Uruguay coach Oscar Tabarez admitted there was a sense of "relief" to be facing a Brazil side without Neymar in World Cup qualifying.
Brazil's perfect record in World Cup 2022 qualifying will be put to the test in Montevideo on Tuesday, and they will be without Neymar due to a thigh injury.
Uruguay will be without a key player of their own after star forward Luis Suarez tested positive for coronavirus.
While unsure if Neymar's absence would give Uruguay an advantage, Tabarez said he was relieved.
"Neymar is among the great players of today and beyond fulfilling obligations of tasks that he has to do at the defensive level, in attack he is very prominent … it shows that in Brazil space is given to his individual creativity," he told a news conference.
"That makes the Brazilian attack stronger because of his speed, his technique, his one-on-one decision, his persistence and his winning mentality. He is very happy when he wins and hot when he loses. This is the type of player who feels like football and plays to achieve things.
"That he is not here tomorrow, I do not know if it will be an advantage for us, but if it is some relief, apart from the fact that Brazil have great forwards.
"We face the best team of these qualifiers, of the past and of many more."
Uruguay have grabbed six points from their opening three qualifiers, but they are winless in their previous 10 meetings with Brazil.
They are coming off a 3-0 win over Colombia as Edinson Cavani, Suarez and Darwin Nunez scored.
Tabarez revealed Cavani was dealing with a blister while playing 78 minutes against Colombia, having had limited game time since joining Manchester United.
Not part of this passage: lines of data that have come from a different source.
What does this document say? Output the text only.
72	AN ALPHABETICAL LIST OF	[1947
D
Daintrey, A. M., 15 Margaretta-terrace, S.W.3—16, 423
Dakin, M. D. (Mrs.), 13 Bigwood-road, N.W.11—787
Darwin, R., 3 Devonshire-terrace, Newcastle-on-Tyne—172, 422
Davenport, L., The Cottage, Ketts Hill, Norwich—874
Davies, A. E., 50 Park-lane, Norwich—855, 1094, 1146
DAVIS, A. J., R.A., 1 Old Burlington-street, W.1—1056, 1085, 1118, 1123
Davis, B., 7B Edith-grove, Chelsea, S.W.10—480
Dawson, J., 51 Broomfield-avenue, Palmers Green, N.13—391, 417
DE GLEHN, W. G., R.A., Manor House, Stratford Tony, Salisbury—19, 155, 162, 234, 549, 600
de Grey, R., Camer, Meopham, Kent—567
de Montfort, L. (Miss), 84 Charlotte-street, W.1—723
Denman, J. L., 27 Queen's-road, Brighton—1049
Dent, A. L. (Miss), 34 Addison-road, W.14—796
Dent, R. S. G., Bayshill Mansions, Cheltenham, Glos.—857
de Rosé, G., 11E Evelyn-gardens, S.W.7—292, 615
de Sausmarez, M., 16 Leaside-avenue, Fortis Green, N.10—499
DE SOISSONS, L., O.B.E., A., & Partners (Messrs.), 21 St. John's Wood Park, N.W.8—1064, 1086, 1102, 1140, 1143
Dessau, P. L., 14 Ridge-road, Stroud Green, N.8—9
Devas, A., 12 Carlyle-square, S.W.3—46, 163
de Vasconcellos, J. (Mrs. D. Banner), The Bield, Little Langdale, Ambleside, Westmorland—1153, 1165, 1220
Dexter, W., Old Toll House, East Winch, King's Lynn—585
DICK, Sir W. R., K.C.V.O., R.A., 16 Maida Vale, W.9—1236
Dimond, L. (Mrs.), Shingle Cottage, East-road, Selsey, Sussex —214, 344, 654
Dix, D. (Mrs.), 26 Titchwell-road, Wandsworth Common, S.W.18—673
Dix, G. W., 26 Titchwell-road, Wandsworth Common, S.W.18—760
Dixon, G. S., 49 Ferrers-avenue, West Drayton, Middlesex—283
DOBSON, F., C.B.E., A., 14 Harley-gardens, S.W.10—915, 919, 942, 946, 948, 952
"Edinson Cavani, after having had a long time away from the pitches and training, since March of this year, he reappeared at Manchester United in the last minutes of the games and in one of them he scored a goal, which is very important for a scorer like him," he said.
"That was the immediate previous experience, and now he played 78 minutes with some problems, a very annoying blister, but he showed great dedication and a lot of intelligence in his interventions."